With Thanksgiving upon us, North Carolinians are preparing for a long holiday weekend and this will be the last post of the week for the blog. We hope our readers have a relaxing time with friends and family. Of course, a prerequisite to relaxation is safe travel during this historically busy time on the state’s highways. WLOS reports that beginning on Wednesday the State Highway Patrol will station troopers every 20 miles on I-40 to ensure that everyone is following the rules of the road. The NC DOT says that law enforcement officers across the state are conducting a Thanksgiving “Click it or Ticket” campaign – last year’s effort involved 428 checkpoints and the discovery of more than 40,000 traffic and criminal violations (#pulledover). Enjoy the holiday and keep reading for more news.
Hurricane Recovery. The Thanksgiving holiday is a good time to be mindful that Hurricane Florence recovery efforts still are in full swing in the eastern part of the state. Information about available assistance and ways to contribute to the recovery effort can be found at rebuild.nc.org.
Vision Zero. WRAL reports that the North Carolina commissioner of insurance and the state highway safety director presided over a memorial at the State Capitol last weekend that honored the 1,412 North Carolinians killed last year in traffic crashes. As part of the memorial, pairs of shoes representing every victim were displayed as a visual reminder of the lives lost. The memorial coincided with the International World Day of Remembrance for Road Traffic Victims.
Police Chases. The Greensboro News & Record reports that two people died last weekend in Guilford County after their flight from a checkpoint turned into a vehicle chase that ended in a crash. Tyrek Daye and Rodney Maynard were ejected from their vehicle when it collided with a utility pole during a chase with Highway Patrol troopers.
There have been several fatalities of officers and suspects alike during North Carolina police chases this year. A recent story from WRAL reviews the chase policies of departments across the state and characterizes the Highway Patrol’s chase policy as among the most aggressive in the state. According to the report, the Highway Patrol classifies speeders, impaired drivers, and aggressive drivers as among those offenders who should be apprehended as quickly as possible. In contrast, the Raleigh, Durham, and Fayetteville police departments have more restrictive policies, permitting chases only where a driver is suspected of a violent felony or a crime considered dangerous to human life.

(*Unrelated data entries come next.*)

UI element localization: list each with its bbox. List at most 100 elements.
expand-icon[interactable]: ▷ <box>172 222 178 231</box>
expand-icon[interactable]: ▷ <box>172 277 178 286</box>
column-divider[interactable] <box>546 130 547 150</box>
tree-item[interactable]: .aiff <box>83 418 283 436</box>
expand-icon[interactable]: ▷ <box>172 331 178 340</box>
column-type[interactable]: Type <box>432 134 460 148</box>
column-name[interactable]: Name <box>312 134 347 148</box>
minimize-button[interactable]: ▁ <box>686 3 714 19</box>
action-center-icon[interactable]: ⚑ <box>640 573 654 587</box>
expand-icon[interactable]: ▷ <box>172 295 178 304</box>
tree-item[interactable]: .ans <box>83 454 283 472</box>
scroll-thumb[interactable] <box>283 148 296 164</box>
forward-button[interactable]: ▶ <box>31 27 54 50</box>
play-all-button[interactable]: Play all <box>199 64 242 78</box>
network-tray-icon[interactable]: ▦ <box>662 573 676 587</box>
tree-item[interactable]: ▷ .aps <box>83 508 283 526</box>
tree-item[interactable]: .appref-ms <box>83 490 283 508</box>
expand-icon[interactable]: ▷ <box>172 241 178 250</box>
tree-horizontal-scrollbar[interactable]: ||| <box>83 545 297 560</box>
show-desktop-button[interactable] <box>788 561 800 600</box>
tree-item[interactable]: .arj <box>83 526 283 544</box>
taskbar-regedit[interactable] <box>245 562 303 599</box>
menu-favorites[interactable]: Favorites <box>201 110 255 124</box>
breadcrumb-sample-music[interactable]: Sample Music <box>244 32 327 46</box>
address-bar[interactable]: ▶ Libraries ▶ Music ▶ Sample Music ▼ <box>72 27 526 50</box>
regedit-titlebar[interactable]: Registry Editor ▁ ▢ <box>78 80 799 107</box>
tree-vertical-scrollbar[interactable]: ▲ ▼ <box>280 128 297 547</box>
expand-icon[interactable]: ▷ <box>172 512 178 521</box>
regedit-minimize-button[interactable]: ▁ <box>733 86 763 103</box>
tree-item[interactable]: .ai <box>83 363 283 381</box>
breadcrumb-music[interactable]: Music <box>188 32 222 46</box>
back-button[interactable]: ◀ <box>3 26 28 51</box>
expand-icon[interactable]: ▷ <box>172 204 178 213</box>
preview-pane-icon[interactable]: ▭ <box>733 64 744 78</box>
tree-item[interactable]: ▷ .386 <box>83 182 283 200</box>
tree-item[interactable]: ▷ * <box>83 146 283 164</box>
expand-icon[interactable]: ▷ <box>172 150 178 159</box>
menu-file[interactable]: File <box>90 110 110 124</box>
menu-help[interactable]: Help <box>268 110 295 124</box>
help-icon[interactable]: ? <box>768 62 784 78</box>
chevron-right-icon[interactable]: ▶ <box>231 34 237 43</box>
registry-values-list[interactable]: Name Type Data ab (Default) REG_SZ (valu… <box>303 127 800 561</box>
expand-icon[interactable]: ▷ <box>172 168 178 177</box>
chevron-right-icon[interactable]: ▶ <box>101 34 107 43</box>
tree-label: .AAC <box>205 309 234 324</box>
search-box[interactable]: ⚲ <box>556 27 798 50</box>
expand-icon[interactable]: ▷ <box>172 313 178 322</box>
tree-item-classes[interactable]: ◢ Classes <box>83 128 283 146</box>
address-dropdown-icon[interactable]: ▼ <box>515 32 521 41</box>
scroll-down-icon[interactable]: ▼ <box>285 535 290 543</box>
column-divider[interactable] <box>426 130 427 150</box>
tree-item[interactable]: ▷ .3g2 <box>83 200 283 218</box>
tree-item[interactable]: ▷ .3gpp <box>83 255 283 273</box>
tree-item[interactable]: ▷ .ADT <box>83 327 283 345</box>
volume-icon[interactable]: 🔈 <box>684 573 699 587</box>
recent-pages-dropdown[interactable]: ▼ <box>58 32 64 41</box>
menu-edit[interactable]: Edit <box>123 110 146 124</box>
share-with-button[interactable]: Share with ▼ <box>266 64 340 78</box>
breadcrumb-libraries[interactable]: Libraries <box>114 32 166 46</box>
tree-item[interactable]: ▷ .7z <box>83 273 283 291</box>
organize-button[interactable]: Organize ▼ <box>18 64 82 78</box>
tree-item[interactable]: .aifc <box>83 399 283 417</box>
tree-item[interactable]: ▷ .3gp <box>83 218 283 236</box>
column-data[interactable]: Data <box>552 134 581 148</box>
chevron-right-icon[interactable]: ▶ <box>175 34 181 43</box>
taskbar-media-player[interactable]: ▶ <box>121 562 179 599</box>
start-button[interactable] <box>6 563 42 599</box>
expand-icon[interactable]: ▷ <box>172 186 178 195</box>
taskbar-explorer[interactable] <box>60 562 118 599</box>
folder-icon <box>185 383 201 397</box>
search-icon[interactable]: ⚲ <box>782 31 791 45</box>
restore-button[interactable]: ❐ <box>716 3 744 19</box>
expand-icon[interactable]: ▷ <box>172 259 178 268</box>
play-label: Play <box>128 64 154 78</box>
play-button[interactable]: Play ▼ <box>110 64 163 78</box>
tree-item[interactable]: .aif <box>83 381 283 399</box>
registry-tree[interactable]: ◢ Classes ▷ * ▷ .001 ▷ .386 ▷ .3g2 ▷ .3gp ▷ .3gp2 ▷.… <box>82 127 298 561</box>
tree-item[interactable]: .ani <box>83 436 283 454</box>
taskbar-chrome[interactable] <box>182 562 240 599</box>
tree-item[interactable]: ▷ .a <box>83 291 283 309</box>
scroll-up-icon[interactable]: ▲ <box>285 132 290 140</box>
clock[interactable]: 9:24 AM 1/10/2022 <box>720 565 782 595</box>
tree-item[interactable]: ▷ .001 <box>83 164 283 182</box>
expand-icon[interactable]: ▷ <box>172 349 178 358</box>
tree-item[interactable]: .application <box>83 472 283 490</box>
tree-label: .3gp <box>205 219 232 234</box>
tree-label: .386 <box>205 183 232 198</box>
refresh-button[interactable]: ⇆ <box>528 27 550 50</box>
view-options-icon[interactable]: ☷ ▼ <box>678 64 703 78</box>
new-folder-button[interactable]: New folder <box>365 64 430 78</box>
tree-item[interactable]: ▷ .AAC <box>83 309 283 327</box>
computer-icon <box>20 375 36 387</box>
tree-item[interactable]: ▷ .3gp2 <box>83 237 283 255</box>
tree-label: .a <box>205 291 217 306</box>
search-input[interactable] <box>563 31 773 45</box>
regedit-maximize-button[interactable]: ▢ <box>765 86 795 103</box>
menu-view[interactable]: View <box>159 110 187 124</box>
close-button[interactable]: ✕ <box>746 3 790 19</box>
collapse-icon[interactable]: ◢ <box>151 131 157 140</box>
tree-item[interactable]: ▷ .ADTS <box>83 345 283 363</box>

Principal Accused of Rape Found Dead. The News & Observer reports that a North Carolina charter school principal who has been accused of raping a student was found dead in Mebane on Monday. On Friday, Richard Omar Knight, the principal of Dillard Academy Charter School, was charged in a warrant with sex crimes by Goldsboro police and became the subject of a manhunt. He was found dead of an apparent self-inflicted injury in a wooded area of Orange County.
Recovery & Exercise. The Wilmington Star-News reports that the New Hanover County Treatment Court recently held a special ceremony to recognize the first graduate of the Cape Fear Incentives to Exercise Program. The program encourages people in addiction recovery to engage in consistent exercise because doing so has been shown to help recovery. Steve McHale was the first graduate of the program and Judge James Faison and District Attorney Ben David participated in the ceremony.
Bulger. Earlier this month, the News Roundup noted that notorious gangster Whitey Bulger was killed in prison almost immediately after being transferred to Hazelton penitentiary in West Virginia. This week, the New York Times took a closer look at the unusual murder mystery.
Poultry Pardons. Last week the News Roundup noted that federal criminal justice reform may be imminent, but one thing that’s not changing is the annual presidential turkey pardon. This year, President Donald Trump must decide whether to pardon Peas or Carrots. Though only one will be pardoned, both will be spared and will live out their golden years at Virginia Tech.
President Trump isn’t the only executive participating in anthropomorphic clemency proceedings this year. As the News & Observer reports, on Tuesday Governor Roy Cooper pardoned Caroline and Sir Walter, two turkeys raised in the state. The N&O report includes an interesting bit of history — Cooper’s pardon was the second animal pardon in North Carolina. The first was Slow Poke the possum, who, after winning a beauty contest in Spivey’s Corner, traveling to New York, being bathed daily in certified milk, and having his nails painted, was to be served as the main course at a banquet at the Executive Mansion. After weeks of public outcry, Governor Bob Scott pardoned Slow Poke in Capitol Square.